The link between logic and computation is stronger than ever, especially since the establishment of the Curry-Howard isomorphism specifying that proofs
can be seen as programs
and formulas
as program's types
.
I wondered if we could find any texts providing a philosophical viewpoint of the relation between logic and computation. I couldn't find any document about that.
Moreover, I have some related questions :
1) Since most logical systems (e.g intuitionnistic natural deduction, classical sequent calculus) corresponds to computational systems (e.g simply typed λ-calculus, system F, combinatory logic...), can we say that logic and computation have the same nature and origin ? A lot of difficulties arised from the question of the nature of Logic, does computation give an answer ?
2) Can we say that any system which doesn't share computational properties with a computational system is not "a logic" ? (e.g no cut elimination theorem, no confluence/church-rosser property)
EDIT : After some research
The only things I could find were the work of the french group LIGC but most of the articles they write are in french only.

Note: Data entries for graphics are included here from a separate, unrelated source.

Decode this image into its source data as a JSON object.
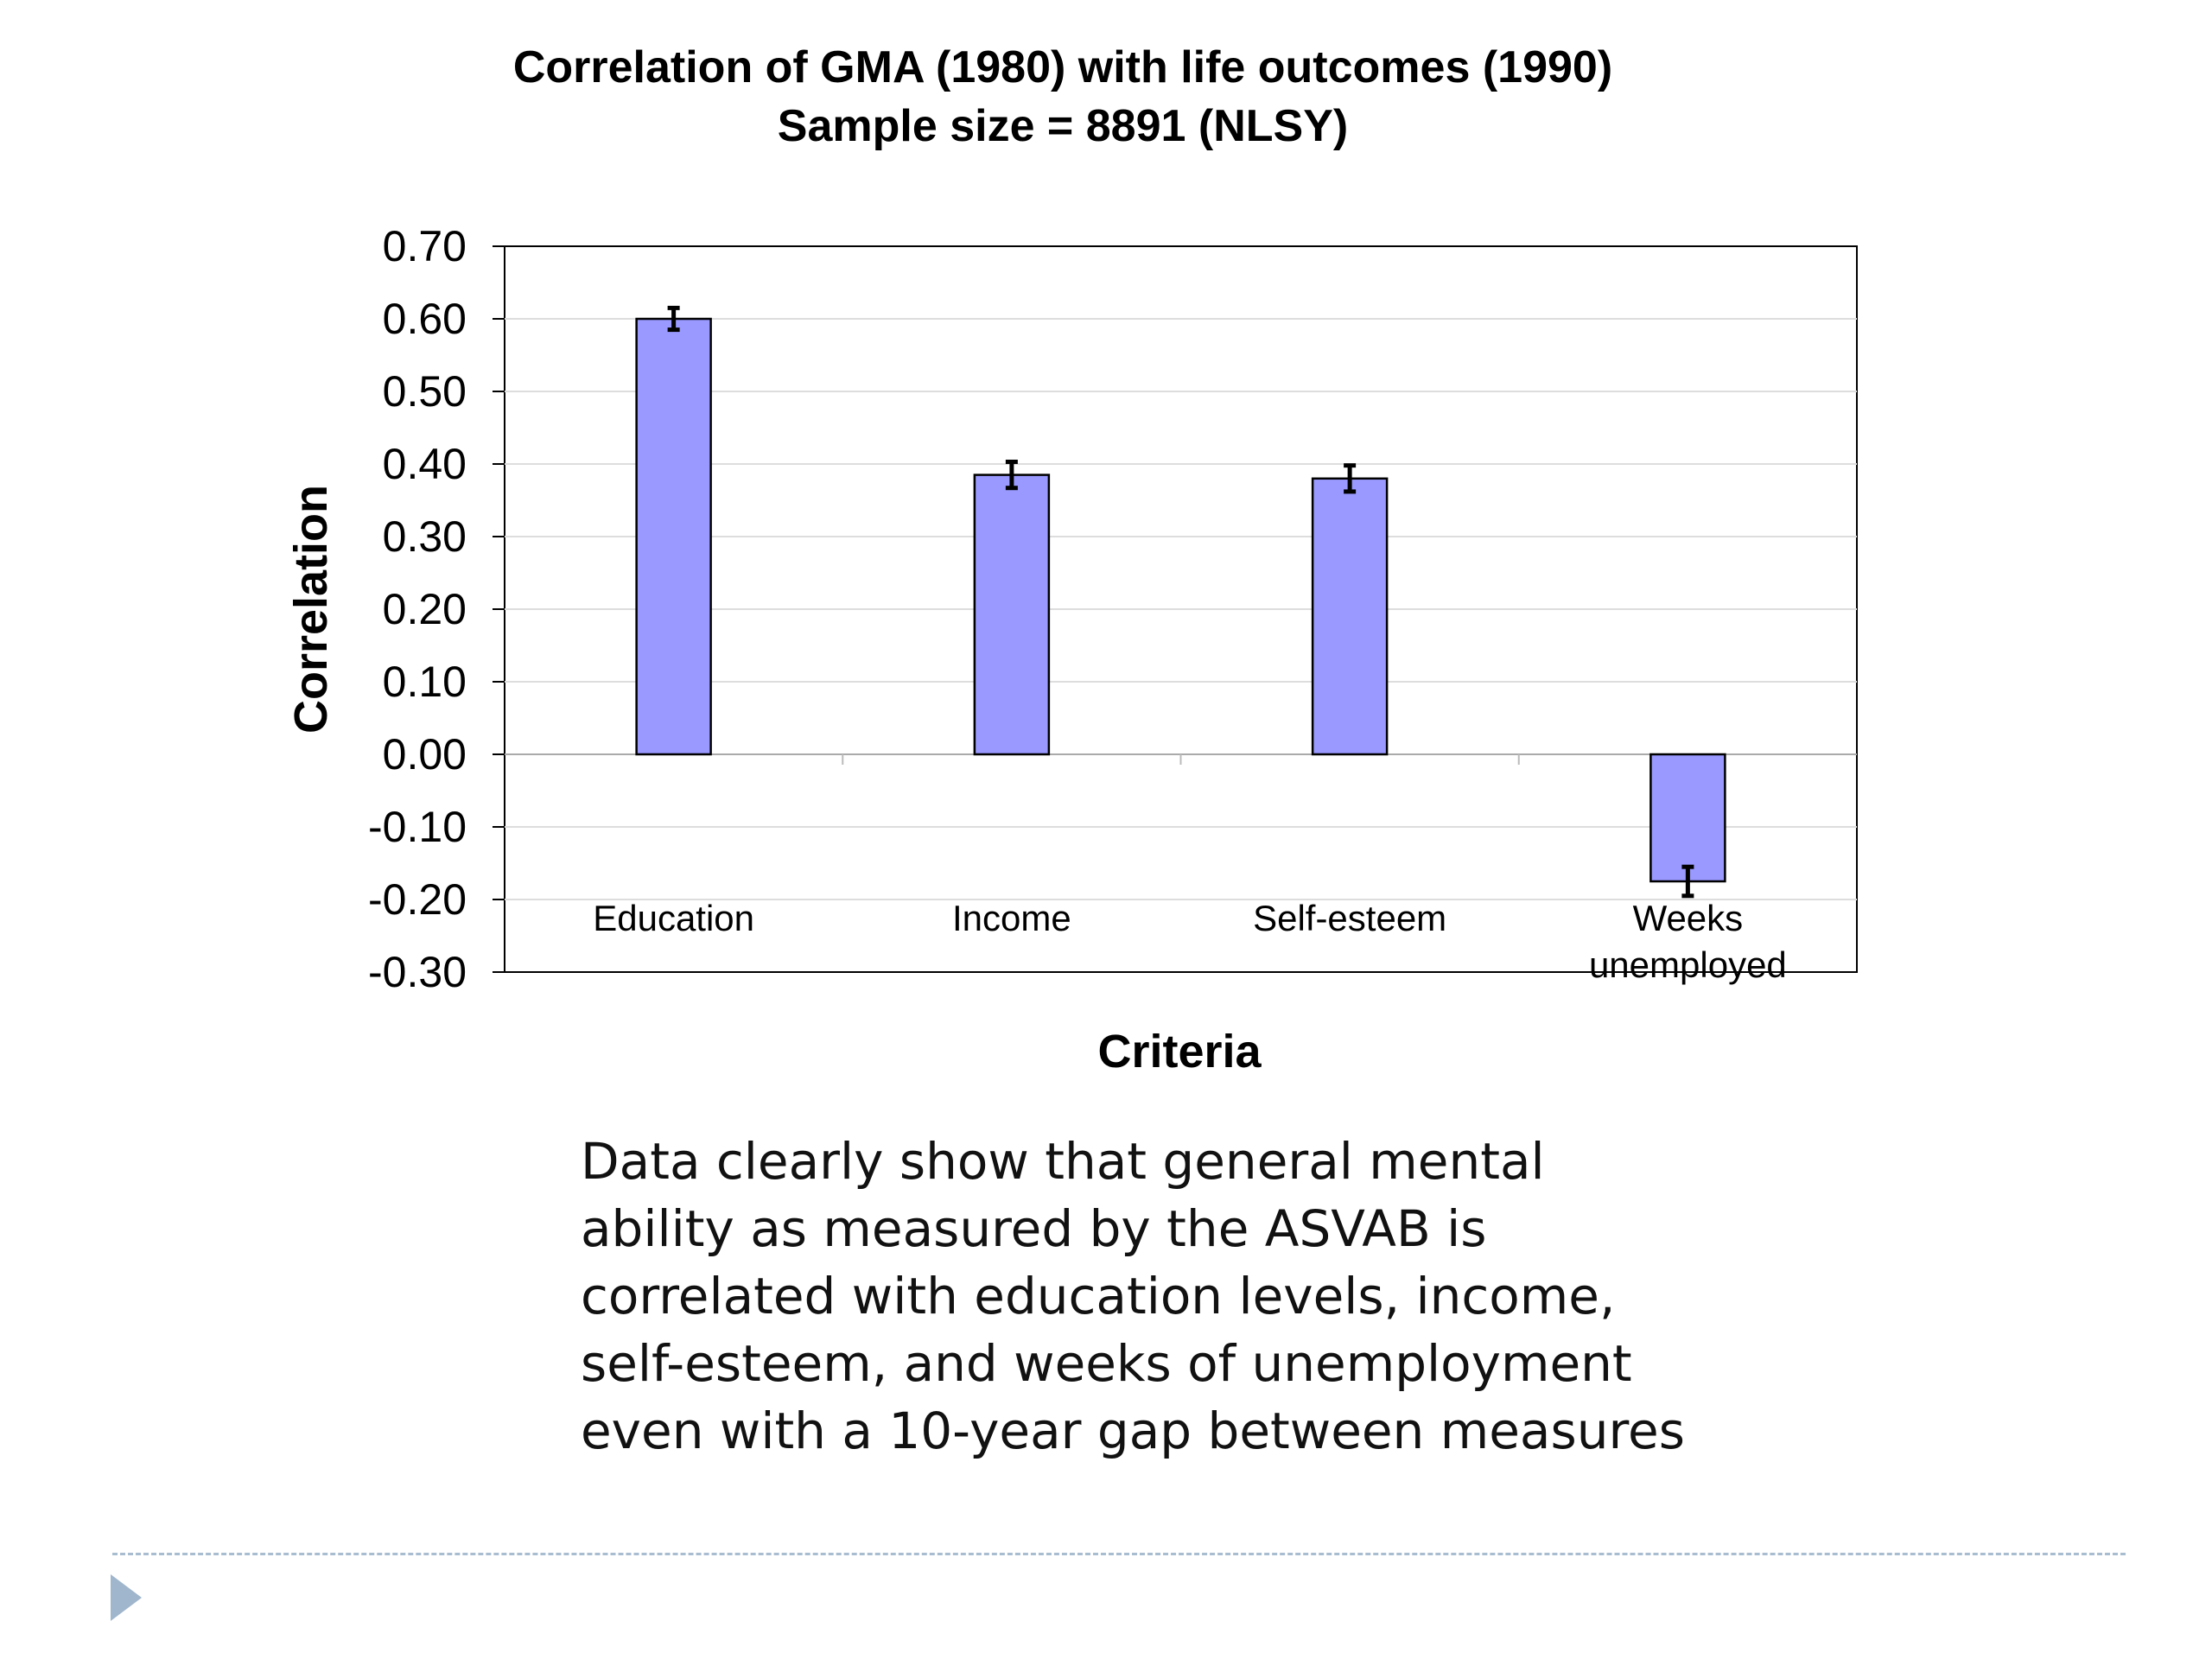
{
  "slide": {
    "caption": "Data clearly show that general mental ability as measured by the ASVAB is correlated with education levels, income, self-esteem, and weeks of unemployment even with a 10-year gap between measures",
    "nav_icon": "play-triangle-icon",
    "divider_color": "#a9bdd1"
  },
  "chart_data": {
    "type": "bar",
    "title": "Correlation of GMA (1980) with life outcomes (1990)",
    "subtitle": "Sample size = 8891 (NLSY)",
    "xlabel": "Criteria",
    "ylabel": "Correlation",
    "categories": [
      "Education",
      "Income",
      "Self-esteem",
      "Weeks unemployed"
    ],
    "category_lines": [
      [
        "Education"
      ],
      [
        "Income"
      ],
      [
        "Self-esteem"
      ],
      [
        "Weeks",
        "unemployed"
      ]
    ],
    "values": [
      0.6,
      0.385,
      0.38,
      -0.175
    ],
    "error": [
      0.015,
      0.018,
      0.018,
      0.02
    ],
    "ylim": [
      -0.3,
      0.7
    ],
    "yticks": [
      "0.70",
      "0.60",
      "0.50",
      "0.40",
      "0.30",
      "0.20",
      "0.10",
      "0.00",
      "-0.10",
      "-0.20",
      "-0.30"
    ],
    "grid": true,
    "legend": "none",
    "bar_color": "#9999ff",
    "bar_edge_color": "#000000",
    "gridline_color": "#dddddd"
  }
}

It seems that most of the works linking philosophy and computation concern Linear Logic (which emerges from the Curry-Howard isomorphism) and the Lambda-Calculus (which give a formal account to [functional] computer programs).

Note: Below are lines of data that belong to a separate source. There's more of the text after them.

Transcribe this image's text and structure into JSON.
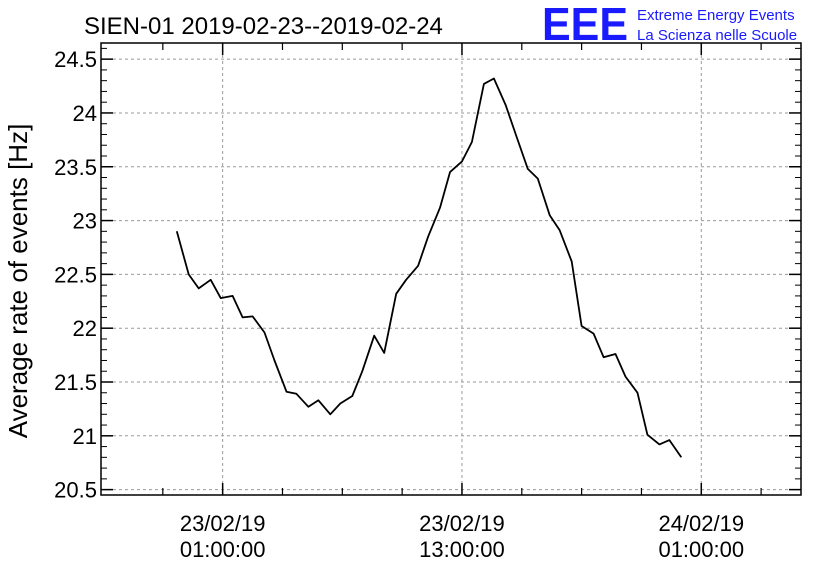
{
  "chart_data": {
    "type": "line",
    "title": "SIEN-01 2019-02-23--2019-02-24",
    "ylabel": "Average rate of events [Hz]",
    "xlabel": "",
    "ylim": [
      20.45,
      24.65
    ],
    "y_ticks": [
      20.5,
      21,
      21.5,
      22,
      22.5,
      23,
      23.5,
      24,
      24.5
    ],
    "y_tick_labels": [
      "20.5",
      "21",
      "21.5",
      "22",
      "22.5",
      "23",
      "23.5",
      "24",
      "24.5"
    ],
    "x_unit": "hours",
    "xlim": [
      -6.1,
      29
    ],
    "x_major_ticks": [
      {
        "x": 0,
        "line1": "23/02/19",
        "line2": "01:00:00"
      },
      {
        "x": 12,
        "line1": "23/02/19",
        "line2": "13:00:00"
      },
      {
        "x": 24,
        "line1": "24/02/19",
        "line2": "01:00:00"
      }
    ],
    "x_minor_ticks": [
      -3,
      3,
      6,
      9,
      15,
      18,
      21,
      27
    ],
    "grid": true,
    "series": [
      {
        "x": [
          -2.3,
          -1.7,
          -1.2,
          -0.6,
          -0.1,
          0.5,
          1.0,
          1.5,
          2.1,
          2.6,
          3.2,
          3.7,
          4.3,
          4.8,
          5.4,
          5.9,
          6.5,
          7.0,
          7.6,
          8.1,
          8.7,
          9.2,
          9.8,
          10.3,
          10.9,
          11.4,
          12.0,
          12.5,
          13.1,
          13.6,
          14.2,
          14.7,
          15.3,
          15.8,
          16.4,
          16.9,
          17.5,
          18.0,
          18.6,
          19.1,
          19.7,
          20.2,
          20.8,
          21.3,
          21.9,
          22.4,
          23.0,
          23.5,
          24.1
        ],
        "y": [
          22.9,
          22.5,
          22.37,
          22.45,
          22.28,
          22.3,
          22.1,
          22.11,
          21.96,
          21.7,
          21.41,
          21.39,
          21.27,
          21.33,
          21.2,
          21.3,
          21.37,
          21.6,
          21.93,
          21.77,
          22.32,
          22.45,
          22.58,
          22.85,
          23.12,
          23.45,
          23.55,
          23.73,
          24.27,
          24.32,
          24.07,
          23.8,
          23.48,
          23.39,
          23.05,
          22.91,
          22.62,
          22.02,
          21.95,
          21.73,
          21.76,
          21.55,
          21.4,
          21.01,
          20.92,
          20.96,
          20.8,
          null,
          null
        ]
      }
    ],
    "line_color": "#000000"
  },
  "logo": {
    "mark": "EEE",
    "line1": "Extreme Energy Events",
    "line2": "La Scienza nelle Scuole",
    "color": "#1a1aff"
  }
}
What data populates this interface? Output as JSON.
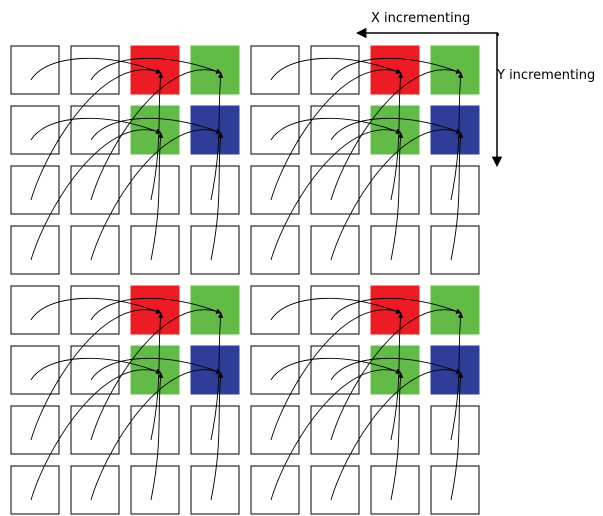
{
  "labels": {
    "x_axis": "X incrementing",
    "y_axis": "Y incrementing"
  },
  "grid": {
    "columns": 8,
    "rows": 8
  },
  "colors": {
    "red": "#ed1c24",
    "green": "#62bb46",
    "blue": "#2e3d98",
    "empty": "#ffffff",
    "stroke": "#000000"
  },
  "pattern": [
    [
      "empty",
      "empty",
      "red",
      "green"
    ],
    [
      "empty",
      "empty",
      "green",
      "blue"
    ],
    [
      "empty",
      "empty",
      "empty",
      "empty"
    ],
    [
      "empty",
      "empty",
      "empty",
      "empty"
    ]
  ]
}
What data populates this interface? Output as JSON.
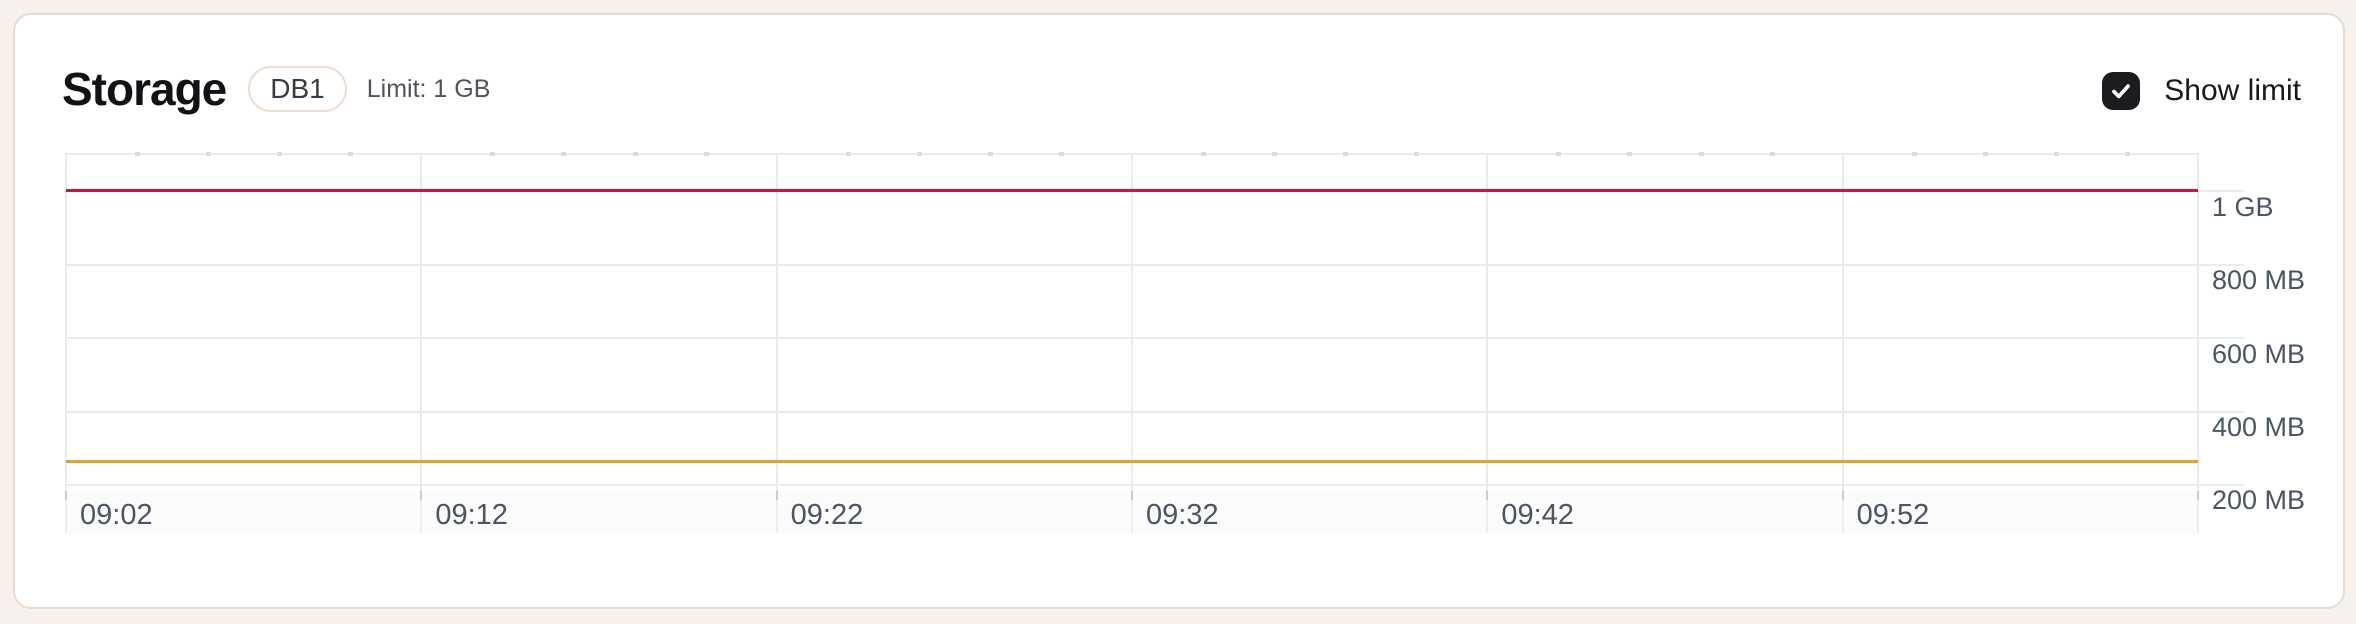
{
  "header": {
    "title": "Storage",
    "badge": "DB1",
    "limit_label": "Limit: 1 GB",
    "show_limit_label": "Show limit",
    "show_limit_checked": true
  },
  "colors": {
    "page_bg": "#f7f1ed",
    "card_bg": "#ffffff",
    "card_border": "#ead9d1",
    "grid": "#e8ebf0",
    "tick_minor": "#d9dbdf",
    "tick_dark": "#c9ccd2",
    "axis_text": "#4b5563",
    "limit_line": "#d60f3c",
    "usage_line": "#e3a42e",
    "checkbox": "#1c1c20"
  },
  "chart_data": {
    "type": "line",
    "title": "Storage",
    "x": [
      "09:02",
      "09:12",
      "09:22",
      "09:32",
      "09:42",
      "09:52"
    ],
    "y_tick_labels": [
      "1 GB",
      "800 MB",
      "600 MB",
      "400 MB",
      "200 MB"
    ],
    "y_tick_values_mb": [
      1000,
      800,
      600,
      400,
      200
    ],
    "series": [
      {
        "name": "limit",
        "color": "#d60f3c",
        "values_mb": [
          1000,
          1000,
          1000,
          1000,
          1000,
          1000
        ]
      },
      {
        "name": "storage_used",
        "color": "#e3a42e",
        "values_mb": [
          260,
          260,
          260,
          260,
          260,
          260
        ]
      }
    ],
    "ylim_mb": [
      180,
      1100
    ],
    "x_major_tick_minutes": 10,
    "x_minor_tick_minutes": 2,
    "grid": true,
    "legend": "none"
  }
}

If I'm not wrong, Linear Logic takes computation (cut-rule elimination seen as evaluation of programs) as a basis for logic. Some properties on programs such that the cut-elimination theorem, confluence or the church-rosser property, when taking the point of view of logic, ensure that our logic behave in a coherent way. We rely on the operational behaviour of logic rather than language or purely philosophical foundations.